I appreciate your input. Looks like im at fault again. I think you're right. It's probably just me looking for excuses to leave her more easily. Although alot of the "tell tale" signs are present, just no proof, so untill I get proof, I'm just gonna remember it's probably my fault shes acting this way. She did however stopped showing interest in me before i stopped showing interest in her.


----------



## foghlaim (Mar 24, 2006)

> Looks like im at fault again


i'm sorry you took my post to mean you're at fault.. it wasn't meant in that way.. 

it takes two ppl to work at a relationship.. and when things aren't "right".. it might be time to look at your own feelings etc... 
 i'm not blaming you for anything... there is nothing to "blame you" for..

we all get doubts ect and posting them here helps us to see (sometimes) another way to look at a situation.. 
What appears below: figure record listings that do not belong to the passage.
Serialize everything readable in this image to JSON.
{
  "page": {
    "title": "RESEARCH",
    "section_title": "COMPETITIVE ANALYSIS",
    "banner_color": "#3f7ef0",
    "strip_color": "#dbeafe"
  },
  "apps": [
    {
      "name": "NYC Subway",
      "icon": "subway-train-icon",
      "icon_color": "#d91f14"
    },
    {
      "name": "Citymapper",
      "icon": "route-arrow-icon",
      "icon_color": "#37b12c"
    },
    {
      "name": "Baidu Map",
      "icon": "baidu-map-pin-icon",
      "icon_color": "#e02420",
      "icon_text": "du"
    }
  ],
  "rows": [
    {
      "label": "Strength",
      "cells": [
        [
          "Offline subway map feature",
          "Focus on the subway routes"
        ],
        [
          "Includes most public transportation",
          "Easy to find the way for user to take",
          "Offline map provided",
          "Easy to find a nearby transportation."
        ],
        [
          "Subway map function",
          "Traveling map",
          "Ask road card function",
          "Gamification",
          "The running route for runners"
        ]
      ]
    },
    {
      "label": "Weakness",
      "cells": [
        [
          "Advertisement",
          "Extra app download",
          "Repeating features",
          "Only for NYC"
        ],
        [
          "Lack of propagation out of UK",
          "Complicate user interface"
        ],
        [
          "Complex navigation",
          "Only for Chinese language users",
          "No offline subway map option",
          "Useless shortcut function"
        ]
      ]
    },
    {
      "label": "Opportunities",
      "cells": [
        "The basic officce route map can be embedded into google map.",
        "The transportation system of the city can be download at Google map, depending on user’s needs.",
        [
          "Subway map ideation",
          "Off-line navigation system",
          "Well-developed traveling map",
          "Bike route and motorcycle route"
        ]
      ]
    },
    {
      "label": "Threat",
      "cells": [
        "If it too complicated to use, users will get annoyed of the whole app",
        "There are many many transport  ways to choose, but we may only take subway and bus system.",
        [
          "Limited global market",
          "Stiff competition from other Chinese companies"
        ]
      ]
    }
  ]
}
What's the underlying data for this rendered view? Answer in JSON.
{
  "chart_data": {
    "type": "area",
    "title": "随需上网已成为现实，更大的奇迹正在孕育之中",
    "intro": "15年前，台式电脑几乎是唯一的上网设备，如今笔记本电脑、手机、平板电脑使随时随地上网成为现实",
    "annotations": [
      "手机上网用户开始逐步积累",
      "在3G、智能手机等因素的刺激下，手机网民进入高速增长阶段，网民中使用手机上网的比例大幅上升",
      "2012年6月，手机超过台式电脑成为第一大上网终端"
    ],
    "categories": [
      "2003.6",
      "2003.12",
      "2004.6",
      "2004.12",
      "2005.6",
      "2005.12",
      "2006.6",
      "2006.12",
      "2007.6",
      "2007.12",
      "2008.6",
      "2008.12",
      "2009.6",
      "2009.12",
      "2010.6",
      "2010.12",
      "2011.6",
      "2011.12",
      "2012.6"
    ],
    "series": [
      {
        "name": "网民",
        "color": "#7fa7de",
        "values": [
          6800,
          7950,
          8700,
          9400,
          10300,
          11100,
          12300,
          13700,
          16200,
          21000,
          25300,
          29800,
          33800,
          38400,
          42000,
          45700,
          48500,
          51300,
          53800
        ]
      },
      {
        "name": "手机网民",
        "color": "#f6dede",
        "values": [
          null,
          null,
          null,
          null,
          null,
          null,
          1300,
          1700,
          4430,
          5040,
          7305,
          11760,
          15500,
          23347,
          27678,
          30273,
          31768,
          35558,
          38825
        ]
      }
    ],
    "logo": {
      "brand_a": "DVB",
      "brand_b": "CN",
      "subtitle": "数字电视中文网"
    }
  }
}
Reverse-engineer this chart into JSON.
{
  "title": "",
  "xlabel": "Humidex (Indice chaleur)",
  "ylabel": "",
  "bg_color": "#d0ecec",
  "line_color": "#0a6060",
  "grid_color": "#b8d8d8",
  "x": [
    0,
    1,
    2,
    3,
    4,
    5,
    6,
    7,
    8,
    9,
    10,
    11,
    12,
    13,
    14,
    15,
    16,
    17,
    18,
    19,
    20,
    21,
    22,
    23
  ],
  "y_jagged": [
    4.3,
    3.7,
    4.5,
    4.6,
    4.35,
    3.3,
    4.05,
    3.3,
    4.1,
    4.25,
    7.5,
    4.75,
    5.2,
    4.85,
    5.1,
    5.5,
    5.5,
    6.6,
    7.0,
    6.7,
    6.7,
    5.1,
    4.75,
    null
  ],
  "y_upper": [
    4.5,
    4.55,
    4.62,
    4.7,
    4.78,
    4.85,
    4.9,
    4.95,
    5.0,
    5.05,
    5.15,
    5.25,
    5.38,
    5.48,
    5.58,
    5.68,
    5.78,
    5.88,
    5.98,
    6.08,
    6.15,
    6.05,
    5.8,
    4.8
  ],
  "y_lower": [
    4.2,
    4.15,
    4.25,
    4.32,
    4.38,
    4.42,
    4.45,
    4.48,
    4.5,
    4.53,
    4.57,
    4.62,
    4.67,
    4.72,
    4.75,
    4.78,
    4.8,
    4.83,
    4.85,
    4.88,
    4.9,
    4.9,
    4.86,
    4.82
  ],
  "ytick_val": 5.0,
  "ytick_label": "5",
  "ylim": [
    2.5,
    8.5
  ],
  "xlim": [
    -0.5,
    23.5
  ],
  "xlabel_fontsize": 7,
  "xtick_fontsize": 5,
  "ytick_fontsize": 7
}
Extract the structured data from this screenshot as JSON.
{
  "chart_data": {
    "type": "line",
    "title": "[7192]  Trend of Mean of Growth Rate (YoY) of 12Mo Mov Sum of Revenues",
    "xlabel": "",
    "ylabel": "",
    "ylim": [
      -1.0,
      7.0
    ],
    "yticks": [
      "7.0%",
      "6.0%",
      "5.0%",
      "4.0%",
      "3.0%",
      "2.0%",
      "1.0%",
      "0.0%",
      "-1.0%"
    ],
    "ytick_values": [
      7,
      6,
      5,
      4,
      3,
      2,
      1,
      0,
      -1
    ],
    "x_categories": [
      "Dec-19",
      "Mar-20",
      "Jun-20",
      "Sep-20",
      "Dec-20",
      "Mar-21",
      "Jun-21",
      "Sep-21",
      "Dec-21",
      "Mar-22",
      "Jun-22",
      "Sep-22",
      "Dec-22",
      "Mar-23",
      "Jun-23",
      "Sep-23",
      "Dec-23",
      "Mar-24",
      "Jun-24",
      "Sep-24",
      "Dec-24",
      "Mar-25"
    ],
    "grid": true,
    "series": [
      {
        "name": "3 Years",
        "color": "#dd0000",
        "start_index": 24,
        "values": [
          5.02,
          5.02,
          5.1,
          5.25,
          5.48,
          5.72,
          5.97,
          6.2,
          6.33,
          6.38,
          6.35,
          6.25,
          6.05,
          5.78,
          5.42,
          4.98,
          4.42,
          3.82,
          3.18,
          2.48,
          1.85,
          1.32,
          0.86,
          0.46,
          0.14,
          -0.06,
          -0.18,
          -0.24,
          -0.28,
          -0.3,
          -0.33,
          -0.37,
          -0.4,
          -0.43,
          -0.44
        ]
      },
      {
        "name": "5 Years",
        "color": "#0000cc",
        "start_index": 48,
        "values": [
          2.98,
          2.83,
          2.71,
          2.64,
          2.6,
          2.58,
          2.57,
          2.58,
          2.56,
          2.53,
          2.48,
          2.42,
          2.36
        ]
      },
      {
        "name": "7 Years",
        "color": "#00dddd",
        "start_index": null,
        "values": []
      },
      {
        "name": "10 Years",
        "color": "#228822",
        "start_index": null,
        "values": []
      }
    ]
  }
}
i was just trying to give you somethings to think about.. maybe i stepped over the line and i'm sorry.


----------



## elDegas (Mar 24, 2006)

I wasn't taking you're advice as "the way it is". I've just thought about thios over and over, and with us, any relationship issue is my fault, and when i've thought about it as objective as possible, she's right. Just he approach to things is usually an offensive one that leaves me angered, since I feel things can easily be discussed rationally. I just have things to work out in my own head first. I appreciate everyone's time to post their thoughts. I'm really tired of having no sex life, and being the one at fault for that, when we both put no effort into it. Someday the light will come on.


----------



## ^^Phoenix^^ (Mar 24, 2006)

El,
It sounds like this potential unfaithfulness is but one thing in a string of upsets that is getting to you right now. But before you do anything drastic, try to think if, how you feel about the situation is being influenced by how you feel about her, or vice versa. One thing you don't want to wake up to, is breaking up with her, only to find out that she is the love of your life. If you find anything there that you want to hold on to, then the next step is to talk to her about her feelings towards you, perhaps avoiding the topic of unfaithfulness due to its 'volcanic' topic content. And then when you have that information, you can make desiscions from there.


----------



## Peanut (Mar 28, 2006)

One thing that I thought about after reading your posts, is I wondered if she weren't cheating, then would you be ok with her behaviors (i.e. talking on the phone to another guy for hours)? That might be something to consider before you talk to her. So then you could know if you needed to come from an "are you cheating?" angle or a "your behavior is making me uncomfortable and it is hurting my feelings" angle...or maybe both. 

She could assure you that shes' not cheating, and then what? Would everything be alright or would you want her to change her behavior?


----------